Last but certainly not at all least. Change. The simplicity of saying this is easy, but actually far more difficult to do. I mean change the behavior today. Attempt to change the behavior tomorrow. And the day after. Do not let up, do not quit, no matter how many times you may slip. But don’t excuse a slip. Know you can do better. Know that you must change to acquire the behaviors you want to. You have every ability to change those tiger stripes, but it’s not going to be easy. It’s so very difficult the more ingrained the behavior is or might be. The other part is that you should be certain of that choice, otherwise end up breaking another bad “habit” all over.
Like all things that are worth anything, the other factor is time. You must have patience with yourself. No one who suffered a stroke and learned to walk again had an easy time, nor the ability to walk so quickly after. This takes time, so must the efforts made for a change. Can it be changed? Yes. The truth is that even an addict has the ability to change, but most often they still have a temptation thought still chiding away.

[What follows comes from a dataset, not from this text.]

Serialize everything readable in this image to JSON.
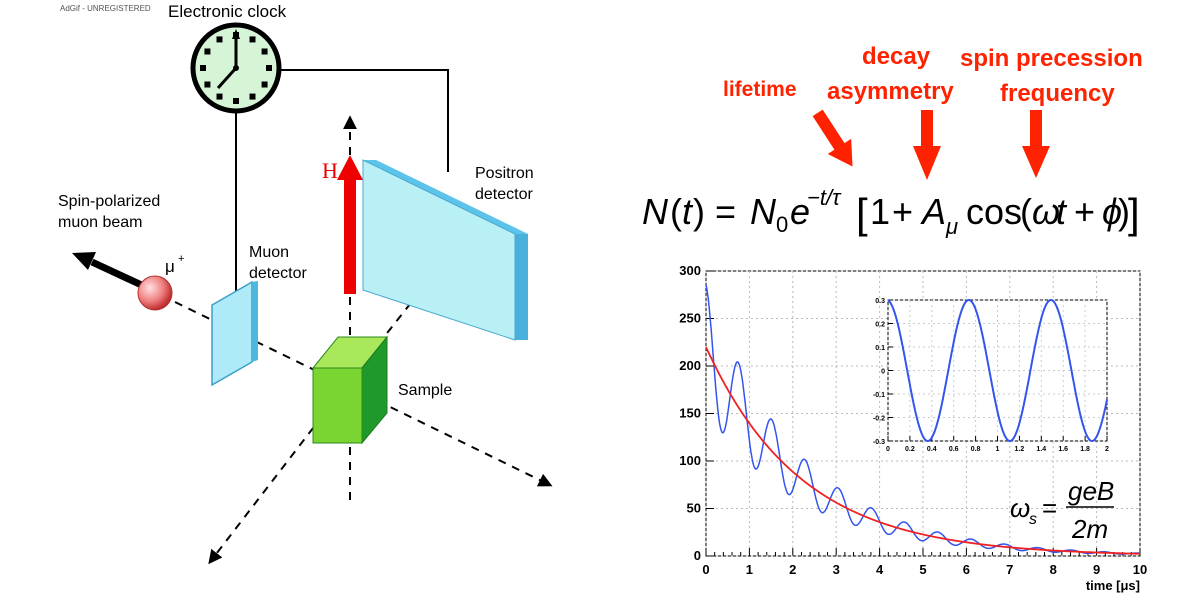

But there is a difference between thought and action.
Can people change? Yes. They can, they do. The difference is when it’s wanted. Even when it’s unwanted. People just generally don’t change because they are comfortable with themselves, or/and their behaviors. Regardless of positive or negative. Some are willing to continue to pursue excellence of themselves and attempt to bring it out of those around them. This requires constant supervision of self-directed behaviors and continual introspection. We can balance that out.
Balancing ourselves is profoundly important because I have never met someone so far that loved themselves in every single aspect of themselves. (At least none that could tell me the truth about that.) In the places that they are overlooking flaws of behavior or their downfalls, they often have so much potential to break. However, if you were to find a harmony of self then the sides are able to vary for the situation. In other words, you make yourself an even better chameleon because your inside is better able to match whatever is outside.
You can change. There is only one thing ever stopping anyone from doing so. You. The biggest hurdle to get over is the fact that you stand in your own way. Your mind is going to snap back to what you were comfortable with, you’re going to make more mistakes. You are the biggest critic of your behaviors and yourself. You stand against you always. If you want a change, you must face yourself and be willing to fight for it. That is the only way that anyone makes the change for themselves.
One last bit. There are negative changes that happen to people all the time. Death of a loved one, an accident, a horrible event regardless, can alter a person in drastic and profound ways. These are not easy changes to remove either. In fact the longer it persists after the event(s). The harder it will be to change. If you find yourself amidst the traumatic events of life, you must stay clear about who you want to be. Remember always who you want to be. Do not let anyone decide for you.